The digital thread enables a company to define and maintain a comprehensive digital twin representing the product or system, its production environment and processes, and its use and performance in operation. Using the digital twin, complemented with simulation technologies, allows teams to quickly identify and evaluate options, shortening decisions and sprint development time, and teams can evaluate more designs earlier in the life cycle. Using the digital twin during service enables pro-active, predictive maintenance, providing direct feedback to design and engineer teams for product fixes and upgrades.
With the digital twin and digital thread in place, new technologies to further enhance the agile development processes can be added, including:
- Simulation-driven, generative-design solutions incorporating artificial intelligence (AI) and machine learning (ML) integrated with advanced solutions defining composites and materials, enabling new additive and hybrid manufacturing techniques
- Integration of mechanical CAD, electrical/electronic CAD, and software development tools and processes for more comprehensive systems engineering development
- Simulation tools to design a virtual integrated vehicle before building costly physical prototypes, improving and accelerating verification and validation, reducing cost and risk of test programs
Success in agile development
Boeing’s T-X program is a United States Air Force (USAF) development and acquisition program for a two-seat jet trainer to replace the Northrop T-38 Talon. Boeing used new design and manufacturing technologies to win the contract with its entry, now designated the T-7A Red Hawk. The company used modern, computer-driven design and manufacturing to dramatically shorten the development cycle. The Boeing team also saved time and money by using 3D modeling and precision manufacturing, reducing labor costs and accelerating development.
Using agile product development and new technologies, T-7A program benefits include:
- 50% less program cost than the USAF expected
- Model-based engineering increased first-pass quality by 75%
- Agile development reduced software hours by 50%
- Advanced manufacturing reduced assembly hours by 80%
The bottom line
A&D products are complex, have long service lives, and must function in a wide range of harsh and demanding environments. Driven by today’s development challenges and the DOD initiative, A&D companies are moving to modern, agile approaches offering greater flexibility and more responsiveness as mission scope and market demands change.

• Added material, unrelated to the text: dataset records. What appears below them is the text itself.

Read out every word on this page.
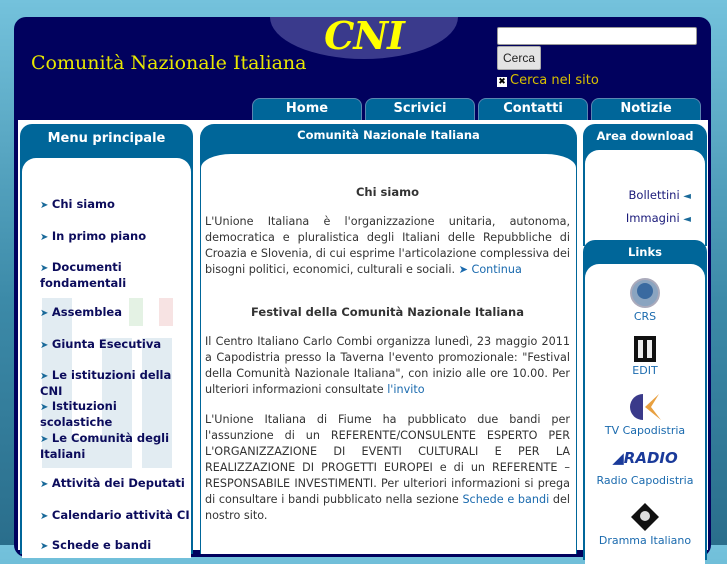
CNI
Comunità Nazionale Italiana	Cerca
✖ Cerca nel sito
Home	Scrivici	Contatti	Notizie
Menu principale
➤ Chi siamo
➤ In primo piano
➤ Documenti fondamentali
➤ Assemblea
➤ Giunta Esecutiva
➤ Le istituzioni della CNI
➤ Istituzioni scolastiche
➤ Le Comunità degli Italiani
➤ Attività dei Deputati
➤ Calendario attività CI
➤ Schede e bandi
Comunità Nazionale Italiana
Chi siamo
L'Unione Italiana è l'organizzazione unitaria, autonoma, democratica e pluralistica degli Italiani delle Repubbliche di Croazia e Slovenia, di cui esprime l'articolazione complessiva dei bisogni politici, economici, culturali e sociali. ➤ Continua
Festival della Comunità Nazionale Italiana
Il Centro Italiano Carlo Combi organizza lunedì, 23 maggio 2011 a Capodistria presso la Taverna l'evento promozionale: "Festival della Comunità Nazionale Italiana", con inizio alle ore 10.00. Per ulteriori informazioni consultate l'invito
L'Unione Italiana di Fiume ha pubblicato due bandi per l'assunzione di un REFERENTE/CONSULENTE ESPERTO PER L'ORGANIZZAZIONE DI EVENTI CULTURALI E PER LA REALIZZAZIONE DI PROGETTI EUROPEI e di un REFERENTE – RESPONSABILE INVESTIMENTI. Per ulteriori informazioni si prega di consultare i bandi pubblicato nella sezione Schede e bandi del nostro sito.
Area download
Bollettini ◄
Immagini ◄
Links
CRS
EDIT
TV Capodistria
◢RADIO
Radio Capodistria
Dramma Italiano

By leveraging comprehensive digital twin and digital thread, a company can transform how it operates, collaborates, and shares information across the product development process.
Once an agile development process is in place, backed by a digitalized enterprise, development teams can work in smaller, more parallel phases. Complex problems, approaches with no clear solution, and changing product requirements can be embraced and successfully engineered. Teams can work together with greater flexibility and be more responsive as market demands change.